La efervescencia política de los años 70 exhibió ante el poder conservador el peligro social que constituía la reunión de población estudiantil masiva en esos pocos centros universitarios, y que casi siempre tenían su centro de organización en los comedores universitarios: Corrientes, Rosario, Córdoba, La Plata concentraban gran parte de la lucha obrero-estudiantil contra el autoritarismo golpista. En consecuencia, cerraron los comedores y abrieron más universidades en otros puntos del país. No siempre las medidas con resultados progresistas se debieron a intenciones progresistas, como en este caso.

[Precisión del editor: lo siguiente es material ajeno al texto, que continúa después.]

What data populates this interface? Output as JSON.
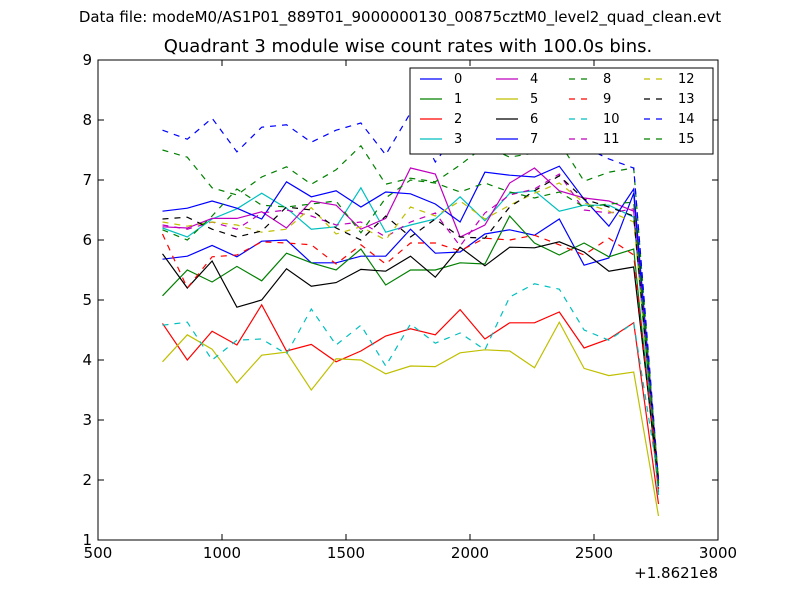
{
  "figure": {
    "suptitle": "Data file: modeM0/AS1P01_889T01_9000000130_00875cztM0_level2_quad_clean.evt"
  },
  "chart_data": {
    "type": "line",
    "title": "Quadrant 3 module wise count rates with 100.0s bins",
    "title_display": "Quadrant 3 module wise count rates with 100.0s bins.",
    "xlabel": "",
    "ylabel": "",
    "x_offset_label": "+1.8621e8",
    "xlim": [
      500,
      3000
    ],
    "ylim": [
      1,
      9
    ],
    "xticks": [
      500,
      1000,
      1500,
      2000,
      2500,
      3000
    ],
    "yticks": [
      1,
      2,
      3,
      4,
      5,
      6,
      7,
      8,
      9
    ],
    "grid": false,
    "legend_location": "upper right",
    "legend_columns": 4,
    "x": [
      760,
      860,
      960,
      1060,
      1160,
      1260,
      1360,
      1460,
      1560,
      1660,
      1760,
      1860,
      1960,
      2060,
      2160,
      2260,
      2360,
      2460,
      2560,
      2660,
      2760
    ],
    "series": [
      {
        "name": "0",
        "color": "#0000ff",
        "dash": "solid",
        "values": [
          5.68,
          5.73,
          5.91,
          5.72,
          5.98,
          6.0,
          5.62,
          5.62,
          5.73,
          5.73,
          6.18,
          5.78,
          5.8,
          6.1,
          6.17,
          6.08,
          6.35,
          5.58,
          5.7,
          6.78,
          1.9
        ]
      },
      {
        "name": "1",
        "color": "#008000",
        "dash": "solid",
        "values": [
          5.07,
          5.5,
          5.3,
          5.56,
          5.32,
          5.78,
          5.62,
          5.5,
          5.85,
          5.25,
          5.5,
          5.5,
          5.62,
          5.6,
          6.4,
          5.95,
          5.75,
          5.95,
          5.72,
          5.85,
          1.8
        ]
      },
      {
        "name": "2",
        "color": "#ff0000",
        "dash": "solid",
        "values": [
          4.61,
          4.0,
          4.48,
          4.25,
          4.92,
          4.15,
          4.26,
          3.97,
          4.15,
          4.4,
          4.52,
          4.42,
          4.84,
          4.35,
          4.62,
          4.62,
          4.8,
          4.2,
          4.35,
          4.62,
          1.6
        ]
      },
      {
        "name": "3",
        "color": "#00bfbf",
        "dash": "solid",
        "values": [
          6.2,
          6.05,
          6.35,
          6.52,
          6.78,
          6.53,
          6.18,
          6.22,
          6.87,
          6.13,
          6.25,
          6.35,
          6.72,
          6.32,
          6.78,
          6.82,
          6.48,
          6.58,
          6.58,
          6.38,
          1.75
        ]
      },
      {
        "name": "4",
        "color": "#bf00bf",
        "dash": "solid",
        "values": [
          6.22,
          6.2,
          6.36,
          6.36,
          6.47,
          6.2,
          6.65,
          6.58,
          6.18,
          6.36,
          7.2,
          7.1,
          6.05,
          6.25,
          6.95,
          7.2,
          6.82,
          6.7,
          6.65,
          6.48,
          1.95
        ]
      },
      {
        "name": "5",
        "color": "#bfbf00",
        "dash": "solid",
        "values": [
          3.97,
          4.42,
          4.18,
          3.62,
          4.08,
          4.13,
          3.5,
          4.02,
          4.0,
          3.77,
          3.9,
          3.89,
          4.12,
          4.17,
          4.15,
          3.87,
          4.63,
          3.86,
          3.74,
          3.8,
          1.4
        ]
      },
      {
        "name": "6",
        "color": "#000000",
        "dash": "solid",
        "values": [
          5.77,
          5.2,
          5.65,
          4.88,
          5.0,
          5.52,
          5.23,
          5.29,
          5.51,
          5.48,
          5.73,
          5.38,
          5.88,
          5.57,
          5.88,
          5.87,
          5.97,
          5.8,
          5.48,
          5.55,
          1.95
        ]
      },
      {
        "name": "7",
        "color": "#0000ff",
        "dash": "solid",
        "values": [
          6.48,
          6.53,
          6.65,
          6.53,
          6.35,
          6.97,
          6.72,
          6.82,
          6.55,
          6.8,
          6.77,
          6.6,
          6.3,
          7.13,
          7.08,
          7.05,
          7.23,
          6.68,
          6.23,
          6.85,
          2.0
        ]
      },
      {
        "name": "8",
        "color": "#008000",
        "dash": "dashed",
        "values": [
          7.5,
          7.38,
          6.87,
          6.75,
          7.05,
          7.22,
          6.93,
          7.17,
          7.57,
          6.93,
          7.03,
          6.97,
          7.25,
          7.57,
          7.38,
          7.45,
          7.63,
          6.98,
          7.13,
          7.2,
          1.9
        ]
      },
      {
        "name": "9",
        "color": "#ff0000",
        "dash": "dashed",
        "values": [
          6.1,
          5.2,
          5.72,
          5.75,
          5.97,
          5.95,
          5.92,
          5.6,
          5.92,
          5.6,
          5.95,
          5.95,
          5.82,
          6.03,
          6.0,
          6.08,
          5.92,
          5.75,
          6.03,
          5.75,
          1.85
        ]
      },
      {
        "name": "10",
        "color": "#00bfbf",
        "dash": "dashed",
        "values": [
          4.58,
          4.63,
          4.0,
          4.33,
          4.35,
          4.1,
          4.85,
          4.25,
          4.58,
          3.9,
          4.6,
          4.28,
          4.45,
          4.17,
          5.05,
          5.27,
          5.18,
          4.5,
          4.33,
          4.62,
          2.0
        ]
      },
      {
        "name": "11",
        "color": "#bf00bf",
        "dash": "dashed",
        "values": [
          6.25,
          6.18,
          6.3,
          6.18,
          6.45,
          6.5,
          6.4,
          6.25,
          6.3,
          6.05,
          6.3,
          6.45,
          5.9,
          6.45,
          6.75,
          6.85,
          7.1,
          6.5,
          6.45,
          6.52,
          2.0
        ]
      },
      {
        "name": "12",
        "color": "#bfbf00",
        "dash": "dashed",
        "values": [
          6.3,
          6.23,
          6.3,
          6.25,
          6.13,
          6.18,
          6.54,
          6.1,
          6.22,
          6.0,
          6.55,
          6.4,
          6.65,
          6.35,
          6.58,
          6.78,
          6.95,
          6.62,
          6.48,
          6.3,
          2.05
        ]
      },
      {
        "name": "13",
        "color": "#000000",
        "dash": "dashed",
        "values": [
          6.35,
          6.38,
          6.18,
          6.05,
          6.15,
          6.55,
          6.5,
          6.2,
          6.0,
          6.4,
          6.05,
          6.35,
          6.05,
          6.03,
          6.55,
          6.82,
          7.07,
          6.68,
          6.55,
          6.4,
          2.0
        ]
      },
      {
        "name": "14",
        "color": "#0000ff",
        "dash": "dashed",
        "values": [
          7.83,
          7.68,
          8.03,
          7.47,
          7.88,
          7.92,
          7.63,
          7.83,
          7.95,
          7.42,
          8.12,
          7.3,
          7.85,
          7.7,
          7.83,
          8.55,
          8.08,
          7.55,
          7.35,
          7.2,
          2.0
        ]
      },
      {
        "name": "15",
        "color": "#008000",
        "dash": "dashed",
        "values": [
          6.17,
          6.0,
          6.4,
          6.85,
          6.58,
          6.55,
          6.6,
          6.65,
          6.12,
          6.7,
          7.0,
          6.95,
          6.8,
          6.95,
          6.8,
          6.7,
          6.8,
          6.55,
          6.6,
          6.63,
          1.95
        ]
      }
    ]
  }
}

La apertura de nuevas universidades y el crecimiento de la matrícula no estuvieron acompañadas por ampliaciones presupuestarias: de esta manera, la lucha estudiantil y de los claustros ya organizados en gremios se profundizaron (advierto que para los 60, las elites académicas detestaban la idea de que los profesores universitarios fueran considerados “trabajadores”: sus subjetividades clasistas rechazaban con horror esta definición). No es necesario que recuerde aquí como cerró este período nefasto y cruel: cientos si no miles de estudiantes, docentes, investigadores junto con tantos luchadores sociales terminaron sus días de una manera brutal en las mazmorras de la dictadura, desaparecidos como NN, pero siempre presentes en nuestra memoria militante y activa.

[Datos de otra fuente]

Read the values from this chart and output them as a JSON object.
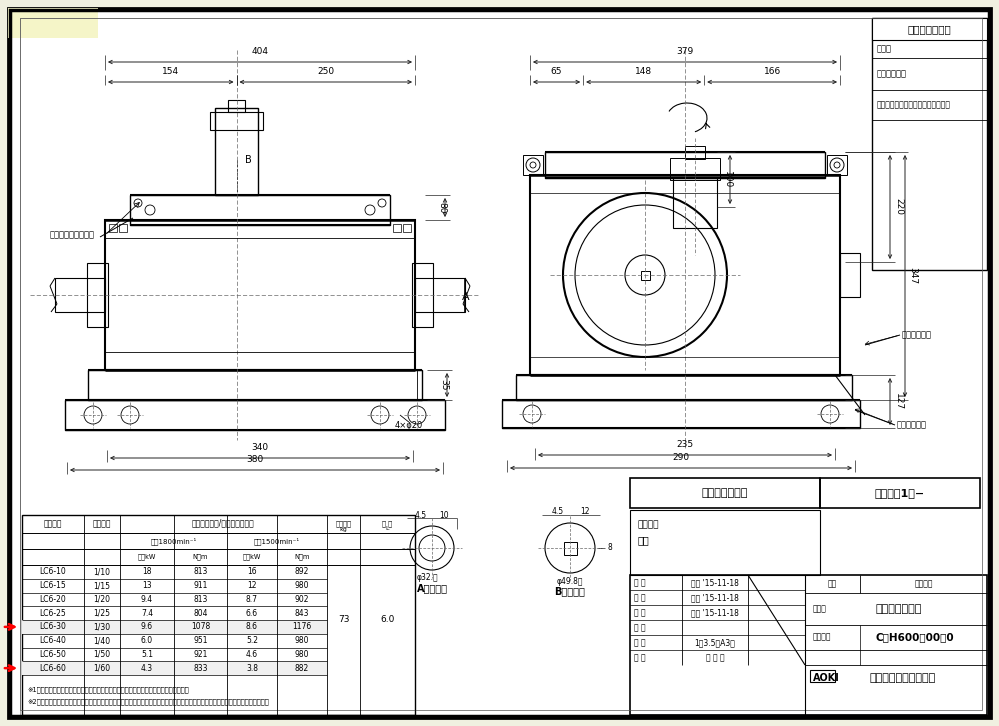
{
  "bg_color": "#f0f0e0",
  "paper_color": "#ffffff",
  "border_color": "#000000",
  "table_rows": [
    [
      "LC6-10",
      "1/10",
      "18",
      "813",
      "16",
      "892"
    ],
    [
      "LC6-15",
      "1/15",
      "13",
      "911",
      "12",
      "980"
    ],
    [
      "LC6-20",
      "1/20",
      "9.4",
      "813",
      "8.7",
      "902"
    ],
    [
      "LC6-25",
      "1/25",
      "7.4",
      "804",
      "6.6",
      "843"
    ],
    [
      "LC6-30",
      "1/30",
      "9.6",
      "1078",
      "8.6",
      "1176"
    ],
    [
      "LC6-40",
      "1/40",
      "6.0",
      "951",
      "5.2",
      "980"
    ],
    [
      "LC6-50",
      "1/50",
      "5.1",
      "921",
      "4.6",
      "980"
    ],
    [
      "LC6-60",
      "1/60",
      "4.3",
      "833",
      "3.8",
      "882"
    ]
  ],
  "highlighted_rows": [
    4,
    7
  ],
  "weight": "73",
  "oil": "6.0",
  "note1": "※1．上記回転数以外の能力，その他詳細仕様については，カタログをご参照ください．",
  "note2": "※2．図中の回転矢印は，入力軸を右回転させた場合の出力軸回転方向を示すものであり，運転方向を限定するものではありません．",
  "axis_config": "軸配置：標　準",
  "reduction_ratio": "減速比、1／−",
  "confirmation_title": "ご確認願います",
  "confirmation_label": "ご確認",
  "date_label": "ご確認年月日",
  "company_sales": "青木精密工業（株）　営業グループ",
  "title_rows": [
    [
      "承 認",
      "高橋 '15-11-18"
    ],
    [
      "検 図",
      "佐藤 '15-11-18"
    ],
    [
      "製 図",
      "高橋 '15-11-18"
    ],
    [
      "設 計",
      ""
    ],
    [
      "尺 度",
      "1：3.5（A3）"
    ],
    [
      "図 面",
      "三 角 法"
    ]
  ],
  "hinmei": "ウォーム減速機",
  "zumen_num": "C－H600－00－0",
  "company_name": "青木精密工業株式会社",
  "special_items": "特殊項目",
  "air_vent": "エア抜き（注油口）",
  "oil_gauge": "オイルゲージ",
  "drain_plug": "ドレンプラグ"
}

Las mejores novedades llegaron a comienzos del siglo XXI: mayor presupuesto planificado a valores crecientes, mejores salarios docentes, más becas, descentralización federal de los organismos de ciencia y técnica, fondos para infraestructura, equipamiento, bibliotecas, bienestar estudiantil. Se siguieron creando nuevas universidades en las provincias y regiones, potenciando un crecimiento notable de la matrícula, pero también de la relación entre años de ingreso y egreso de los nuevos profesionales. Sin embargo, desde el 2010 en adelante ese ímpetu transformador comenzó a decaer. Y es justamente este período de casi tres lustros el que debe movernos a reflexión.

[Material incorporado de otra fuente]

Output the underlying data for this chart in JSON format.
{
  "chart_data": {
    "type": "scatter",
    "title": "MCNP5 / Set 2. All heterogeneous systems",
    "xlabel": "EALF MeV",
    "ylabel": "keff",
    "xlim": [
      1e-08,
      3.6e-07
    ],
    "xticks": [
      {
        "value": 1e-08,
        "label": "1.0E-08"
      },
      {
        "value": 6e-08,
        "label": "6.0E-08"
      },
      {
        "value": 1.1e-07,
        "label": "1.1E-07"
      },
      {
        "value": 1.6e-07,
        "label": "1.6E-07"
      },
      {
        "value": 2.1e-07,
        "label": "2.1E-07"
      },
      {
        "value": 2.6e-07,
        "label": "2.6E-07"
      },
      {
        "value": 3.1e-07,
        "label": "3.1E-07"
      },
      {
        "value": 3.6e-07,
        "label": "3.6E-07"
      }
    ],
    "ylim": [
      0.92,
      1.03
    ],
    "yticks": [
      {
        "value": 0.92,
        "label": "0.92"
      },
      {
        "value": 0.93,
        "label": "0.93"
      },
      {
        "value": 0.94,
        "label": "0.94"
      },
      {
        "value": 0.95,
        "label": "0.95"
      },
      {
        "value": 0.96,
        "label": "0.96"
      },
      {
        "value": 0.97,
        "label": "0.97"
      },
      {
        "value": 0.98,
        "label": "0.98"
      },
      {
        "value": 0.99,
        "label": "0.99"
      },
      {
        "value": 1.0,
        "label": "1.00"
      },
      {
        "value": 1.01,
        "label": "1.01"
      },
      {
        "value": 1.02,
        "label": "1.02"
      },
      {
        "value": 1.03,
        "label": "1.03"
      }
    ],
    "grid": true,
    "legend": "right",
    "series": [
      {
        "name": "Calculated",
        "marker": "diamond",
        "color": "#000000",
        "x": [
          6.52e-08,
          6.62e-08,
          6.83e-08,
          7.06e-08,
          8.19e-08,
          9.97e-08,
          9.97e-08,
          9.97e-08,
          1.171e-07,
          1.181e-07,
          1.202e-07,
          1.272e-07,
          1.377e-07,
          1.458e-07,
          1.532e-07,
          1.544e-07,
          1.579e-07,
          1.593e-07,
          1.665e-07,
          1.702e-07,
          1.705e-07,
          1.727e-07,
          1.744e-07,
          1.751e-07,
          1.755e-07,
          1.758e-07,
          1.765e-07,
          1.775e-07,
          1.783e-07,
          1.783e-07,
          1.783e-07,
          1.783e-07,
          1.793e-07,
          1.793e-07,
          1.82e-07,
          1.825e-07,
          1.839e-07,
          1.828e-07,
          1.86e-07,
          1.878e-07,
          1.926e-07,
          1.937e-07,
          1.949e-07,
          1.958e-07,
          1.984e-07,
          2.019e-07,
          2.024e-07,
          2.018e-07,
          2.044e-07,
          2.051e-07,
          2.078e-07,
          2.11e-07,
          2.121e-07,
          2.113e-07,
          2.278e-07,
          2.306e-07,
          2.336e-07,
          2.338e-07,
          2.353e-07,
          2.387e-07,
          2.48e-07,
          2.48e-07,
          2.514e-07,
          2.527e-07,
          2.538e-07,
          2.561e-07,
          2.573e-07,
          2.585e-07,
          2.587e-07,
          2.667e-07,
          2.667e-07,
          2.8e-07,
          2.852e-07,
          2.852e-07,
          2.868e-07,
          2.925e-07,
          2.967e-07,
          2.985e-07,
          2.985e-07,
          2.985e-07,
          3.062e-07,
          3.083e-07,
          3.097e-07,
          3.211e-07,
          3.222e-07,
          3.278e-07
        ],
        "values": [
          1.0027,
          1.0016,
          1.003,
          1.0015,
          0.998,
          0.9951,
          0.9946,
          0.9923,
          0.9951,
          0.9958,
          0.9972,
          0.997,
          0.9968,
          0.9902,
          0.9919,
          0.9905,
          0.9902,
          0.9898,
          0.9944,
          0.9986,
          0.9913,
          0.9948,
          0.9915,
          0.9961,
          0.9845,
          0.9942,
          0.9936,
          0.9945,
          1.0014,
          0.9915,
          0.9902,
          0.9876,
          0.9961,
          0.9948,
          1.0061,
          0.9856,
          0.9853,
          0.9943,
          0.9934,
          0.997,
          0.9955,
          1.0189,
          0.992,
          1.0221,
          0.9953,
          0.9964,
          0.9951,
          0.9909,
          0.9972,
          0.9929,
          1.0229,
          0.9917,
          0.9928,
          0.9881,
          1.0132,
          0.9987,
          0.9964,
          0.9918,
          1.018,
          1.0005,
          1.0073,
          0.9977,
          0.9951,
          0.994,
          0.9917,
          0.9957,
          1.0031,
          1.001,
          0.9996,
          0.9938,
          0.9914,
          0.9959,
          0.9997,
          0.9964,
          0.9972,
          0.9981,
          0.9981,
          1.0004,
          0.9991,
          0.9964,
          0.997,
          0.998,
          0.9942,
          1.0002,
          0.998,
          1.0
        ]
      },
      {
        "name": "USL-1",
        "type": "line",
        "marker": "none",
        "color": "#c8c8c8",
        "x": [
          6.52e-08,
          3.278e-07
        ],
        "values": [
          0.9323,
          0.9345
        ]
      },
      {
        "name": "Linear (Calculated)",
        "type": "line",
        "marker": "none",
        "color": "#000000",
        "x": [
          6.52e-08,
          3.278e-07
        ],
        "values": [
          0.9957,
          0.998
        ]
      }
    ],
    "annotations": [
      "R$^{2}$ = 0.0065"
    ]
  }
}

Las universidades nacionales, públicas y gratuitas, van adaptándose dificultosamente a este estado de cosas. El presupuesto se estira, como se puede.
En este contexto, ¿la lucha por el mantenimiento de la gratuidad de la educación superior y el presupuesto es toda la lucha que debemos librar?
Toda generación produce un puñado de mentalidades lúcidas capaces de ver los problemas en perspectiva y proponer nuevas formas de contrarrestar los constantes embates de una ideología conservadora y autoritaria, aunque cambie de nombre, de eslóganes, de subterfugios.
Se necesitan decenios de insistencia. Hago votos porque seamos muchos dispuestos a trabajar en ello.
Por un lado, las profundas transformaciones en el mundo del trabajo, que a través de los contratos de corto término, las tercerizaciones de servicios y otros mecanismos comenzaron a comprimir progresivamente los ingresos de los sectores trabajadores. Paulatinamente, estudiar o trabajar dejó de constituir una opción, para ser una disyuntiva excluyente. Por otro lado, la estructura de la distribución de ingresos se vio afectada por regímenes impositivos de creciente inequidad: se iba delineando un país con la mayoría de su población pobre, con problemas de acceso al empleo y una elite progresivamente más rica que evadía el pago de impuestos a través del refugio de sus capitales en paraísos fiscales. Pero las políticas públicas sólo pueden alimentarse con los ingresos tributarios o los que provienen de la exportación (por eso, el año 2008 y la negativa de “el campo” a participar con sus ingresos de las rentas nacionales marcan el comienzo de la debacle actual).